Old Calley was originally on the “dark” side in his early days.

2 Likes

Your getting into minutia turned into clickbait.

How old are most doctors when they retire?

Although physicians may intend to retire at the age of 60, they will in fact typically retire at around 69. Commonly-reported reasons include career satisfaction, a feeling of purpose, strong work identity and lack of interests outside of Medicine.Jul 15, 2023

How old is too old to work for physicians? - PMC.

I’ve been saying it for more than 30 years.

Adding an insurance company’s overhead & profit to a doctor’s bill or hospital charge won’t improve quality or make health care less expensive. You’re just paying a lot of outrageously compensated, for-profit bureaucrats to frustrate and delay access to the health care you’ve already paid for.

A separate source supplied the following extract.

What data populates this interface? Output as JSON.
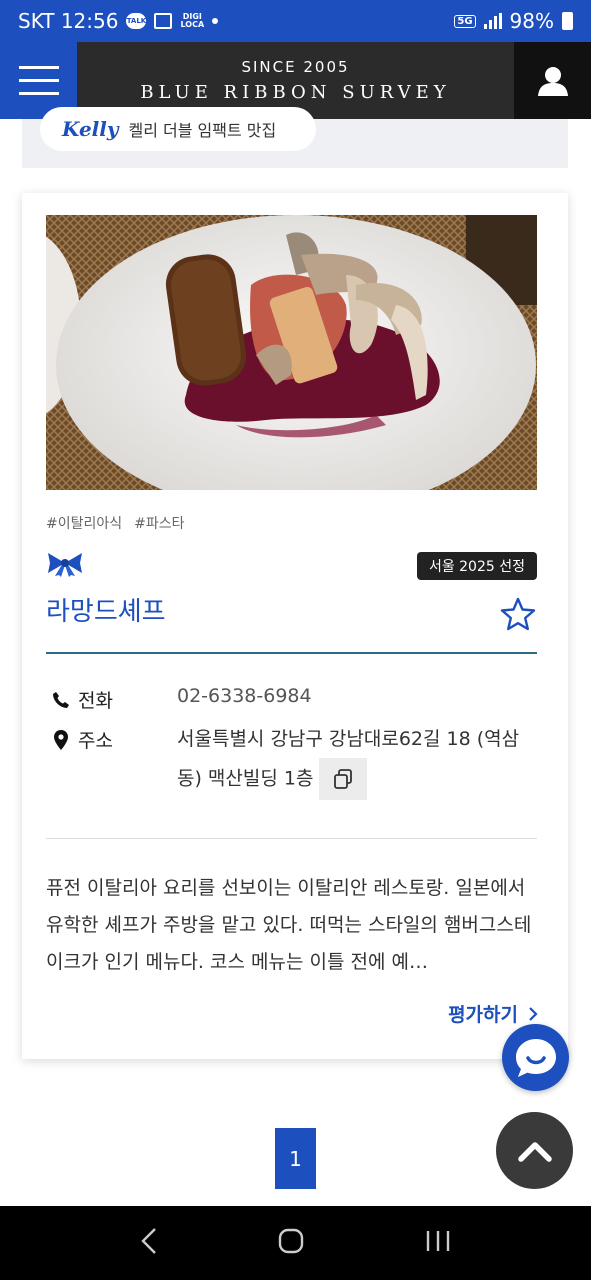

I had HMOs as my employer paid insurance back in the late 1980’s and early 1990’s, but the doctors were in charge. There we no pre-approvals or delays. I had several instances where a doctor just took me down the hall to see a different specialist and if the guy wasn’t busy, they just did the biopsy then and there – no appointment needed and no billing. That ended with Private Equity involvement. Now everything is a “billing opportunity”.